Sunday, October 30, 2011

Feng Shui Shops no biz...

In the last few years I have seen a handful of feng shui shops, selling feng shui paraphernalia, cures and offering consultation services by their in-house masters, all closed down after a few years of bad business.

Yesterday, I saw another feng shui shop in town area, located in a recently opened shopping mall. I was surprised that the owner chose to open his branch here since the mall is known to be a flop since day 1. There are no customers at all and rental is not going to be cheap in town area. It will probably fold once the lease is up.

All these make me question about the validity of feng shui applications for retail businesses. After doing some extensive research about it, it seems that feng shui theories used for commercial premises is a rather recent development. The earliest record I can find is a theme park in Shanghai built in 1916, where a fengshui master was consulted in the building of the place. In fact, up to the 1960s, feng shui was used solely for Yang Zhai (town planning, residential dwellings, basically buildings for non-commercial basis) and Yin Zhai (burial places). It was only after the Cultural Revolution, in the early 1970s when feng shui became a primary concern of businesses growing during the post-unrest economic boom. So to say, feng shui being applied to retail businesses has less than a century of history and developments.

Alvin Chua


Anonymous said...

The reason most Feng Shui shops, in terms of retail business, fail is because many Feng Shui Masters do not have good business sense. Just because one found a good store site base on Feng Shui principles does not automatically make them successful. If they do not treat their customers right, have good marketing, quality products, and have their finances in good order, all the good Feng Shui doesn't matter.

The same is true when you find a good house in terms of Feng Shui, it doesn't guarantee success. If the person who lives in the house is lazy and doesn't want to do anything, success isn't going to go to him or her. The same is true when it comes to a Feng Shui business, you need good business practice couple with good Feng Shui to make it a success.

Unfortunately, these Feng Shui Masters spend much time on learning Feng Shui, but not enough invested in good business practices and, therefore, leads to their failure.

Alvin Chua Kim Leng said...

Thank you for your comment. I fully agree with your insight. When it comes to retail business, the factors at play are different. It is no more just concerning the occupants (owner, boss, manager, staff) but a new focus is involved, and that is the customers.

A customer will not walk into a shop and start buying things he/ she don't need or interested in, just because good feng shui is in place. The complexity of running a retail business is much higher than buying a house or renting a office.

Thank you for dropping by.

Anonymous said...

I find that this is two different things and it shouldn't mix. Let's place our self as comsumers.

1) I more interested to know where is which masters office is.

2) I don't feel comfortable when a master ask me to buy any physical product from him or places strongly recommended by him.
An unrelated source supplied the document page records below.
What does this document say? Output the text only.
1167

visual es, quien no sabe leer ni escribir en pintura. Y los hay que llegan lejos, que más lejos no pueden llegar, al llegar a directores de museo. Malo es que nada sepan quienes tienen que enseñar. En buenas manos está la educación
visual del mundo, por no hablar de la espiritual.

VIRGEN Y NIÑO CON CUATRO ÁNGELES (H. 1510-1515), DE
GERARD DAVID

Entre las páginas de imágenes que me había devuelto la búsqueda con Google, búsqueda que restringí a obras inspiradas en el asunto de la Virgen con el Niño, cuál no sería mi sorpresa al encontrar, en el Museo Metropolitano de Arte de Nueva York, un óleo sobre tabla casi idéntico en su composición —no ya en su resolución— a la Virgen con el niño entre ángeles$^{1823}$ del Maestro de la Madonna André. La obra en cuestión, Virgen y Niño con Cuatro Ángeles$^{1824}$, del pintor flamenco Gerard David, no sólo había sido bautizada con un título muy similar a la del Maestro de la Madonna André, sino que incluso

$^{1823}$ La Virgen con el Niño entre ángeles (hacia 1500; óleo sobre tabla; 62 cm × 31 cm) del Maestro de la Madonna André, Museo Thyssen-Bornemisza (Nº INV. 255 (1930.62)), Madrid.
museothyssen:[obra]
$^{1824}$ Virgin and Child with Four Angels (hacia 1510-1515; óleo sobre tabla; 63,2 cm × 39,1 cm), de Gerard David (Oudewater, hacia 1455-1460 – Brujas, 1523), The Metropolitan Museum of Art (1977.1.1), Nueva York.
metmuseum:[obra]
3) In short, master shouldn't sell but advise what to buy. Sellers should not advise but only provide product info.

I want to hear advise from a master that have no reach into my pockets and I want to buy stuff from shops that sell things in a reasonable price and not because he says that it is good for me.

never forget that it is CHINA made and it is dirt cheap in mass production.

Alvin Chua Kim Leng said...

Hi, that is a good concept and the market should be made to be of such selling mechanism. The master should only recommend but he should not hard sell his products. Like that, clients will have more choices and not feel pressured at all. But it really depends of the master’s professionalism.